視点;対アジアをめぐり最高潮に達したG7内の対立
最近、日本とその周辺でG7・先進7カ国の関係者らによる会合が開催され、多くの国際関係分野の評論家の注目を集めました。
マクロン仏大統領の対中姿勢をめぐる発言を受けて、G7の外相らは、中国との対立、そして国際体制における中国およびその外交・政治的役割に対する懸念について、統一の取れた1つのアプローチを探ったまま、会合を終えました。
また、公式会合では、日本、米国、英国、フランス、ドイツ、カナダ、イタリアのG7各国が、対ウクライナ支援の強化、そしてロシアへの圧力行使方法をめぐり合意し、ロシアに対するより厳しい立場表明を要求しました。
しかし、これらの姿勢を強化し、具体的な結果を出すことは容易ではなく、決まり文句の繰り返しでは所詮、G7メンバー間の舞台裏に潜む歴然とした見解対立を隠蔽することはできません。
こうした中で、ブリンケン米国務長官は、G7はあくまでもアメリカが中心であることを証明しようとしており、お決まりの通常の内政干渉的なやり方に依拠して、G7会合を米の対ウクライナ政策を支持する場へと転換させようとしました。
米情報筋によりますと、バイデン政権の目標は、ウクライナのエネルギーインフラに関する昨年のドイツG7サミットのイニシアチブへの注目、そして軍事支援の継続の保証を含めた、対ウクライナ支持を取り付けることです。

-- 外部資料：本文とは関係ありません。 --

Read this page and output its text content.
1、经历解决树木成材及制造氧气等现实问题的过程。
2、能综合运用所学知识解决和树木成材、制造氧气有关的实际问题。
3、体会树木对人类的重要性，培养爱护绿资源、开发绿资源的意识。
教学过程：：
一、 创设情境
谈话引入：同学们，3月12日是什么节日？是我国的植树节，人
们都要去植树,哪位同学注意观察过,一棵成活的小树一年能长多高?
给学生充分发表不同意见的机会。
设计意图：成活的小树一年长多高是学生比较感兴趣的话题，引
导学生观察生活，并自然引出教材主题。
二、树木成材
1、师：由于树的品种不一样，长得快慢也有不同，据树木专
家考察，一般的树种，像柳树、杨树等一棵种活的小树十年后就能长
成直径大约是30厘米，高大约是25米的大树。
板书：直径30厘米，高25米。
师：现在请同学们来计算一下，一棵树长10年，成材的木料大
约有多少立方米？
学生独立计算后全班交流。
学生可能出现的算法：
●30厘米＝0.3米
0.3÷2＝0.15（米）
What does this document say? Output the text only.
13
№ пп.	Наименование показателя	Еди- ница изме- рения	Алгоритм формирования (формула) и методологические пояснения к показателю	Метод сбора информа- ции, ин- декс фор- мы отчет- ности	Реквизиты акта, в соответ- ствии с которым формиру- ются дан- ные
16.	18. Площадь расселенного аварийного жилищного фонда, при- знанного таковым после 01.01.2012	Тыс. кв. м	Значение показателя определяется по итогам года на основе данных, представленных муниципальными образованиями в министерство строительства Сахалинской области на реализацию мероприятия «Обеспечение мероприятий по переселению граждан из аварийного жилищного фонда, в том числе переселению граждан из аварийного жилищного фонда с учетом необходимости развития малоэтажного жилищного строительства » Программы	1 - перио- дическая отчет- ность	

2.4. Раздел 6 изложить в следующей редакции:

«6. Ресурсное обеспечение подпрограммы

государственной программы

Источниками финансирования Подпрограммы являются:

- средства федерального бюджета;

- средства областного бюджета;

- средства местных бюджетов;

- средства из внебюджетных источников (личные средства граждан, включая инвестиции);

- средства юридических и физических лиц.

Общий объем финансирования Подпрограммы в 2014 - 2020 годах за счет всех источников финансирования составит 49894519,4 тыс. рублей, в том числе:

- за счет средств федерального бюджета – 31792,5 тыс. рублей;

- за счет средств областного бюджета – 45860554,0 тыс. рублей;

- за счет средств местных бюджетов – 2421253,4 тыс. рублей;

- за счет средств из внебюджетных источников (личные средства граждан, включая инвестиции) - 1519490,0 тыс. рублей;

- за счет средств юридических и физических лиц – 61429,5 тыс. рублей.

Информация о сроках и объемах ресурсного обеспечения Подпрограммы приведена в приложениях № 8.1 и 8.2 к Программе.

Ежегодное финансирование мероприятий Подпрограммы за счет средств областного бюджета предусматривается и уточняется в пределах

これらの情報筋はまた、「ウクライナ戦争が始まる前の2021年12月にG7によって行使された経済・金融制裁の強化も1つの優先事項になる」と付け加えています。
しかし、ロシアや中国に対するG7としての思惑や考えは果たして本物でしょうか。
答えは決してイエスではありません。ウクライナでの戦争が疲弊を伴うものになったことから、大西洋の両側に位置する欧米諸国間の対立がさらに広がり、ヨーロッパ諸国の関係者の間では秘密外交により解決したいという要望が高まりました。
それ以上に、フランスは、中国に対し完全に否定的なアメリカの政策を批判する一方で、西側諸国が中国とロシアに対し同時に対立することの危険性、そしてフランスや他のヨーロッパの主要国でさえこれらの紛争の同時並行が不可能であることをアメリカに気づかせようとしています。
このような状況では、G7会合から生まれた公式の声明や文書には真の価値はないと言えます。
今回も、G7会合の戦略的側面よりもプロパガンダ的側面が好まれ、アメリカ、イギリス、ドイツ、フランス、イタリア、日本、カナダの各国政府にとってこの会合を開催した成果は、せいぜい数枚の記念写真の撮影が関の山だったように思われます。
東アジアにおける米国の同盟国としての日本の努力でさえも、G7会合の偽りのイメージ作りに効果はありませんでした。
日本の林外相は、「世界はウクライナ戦争における転換点に直面しており、ウクライナに対する力の行使や侵略、核兵器使用の示唆による脅迫、一方的な現状変更を狙う一切の目論見を断固として拒否する必要がある」と主張しました。
こうした表明の一方で、日本政府関係者は、国際体制に戦略的かつ継続的な危機を生み出すNATO北大西洋条約機構の主張の結果や影響について、ほとんどと言ってよいほど言及していません。
もっとも、この数日間においては日本の政治・メディア環境では、ロシアや中国への対処における日本政府の対NATO協力についても一連の批判が見られます。
このことは、日本国内でも脅迫的でバランスの取れていない外交政策の踏襲をめぐり内分裂や対立があることを示しているのです。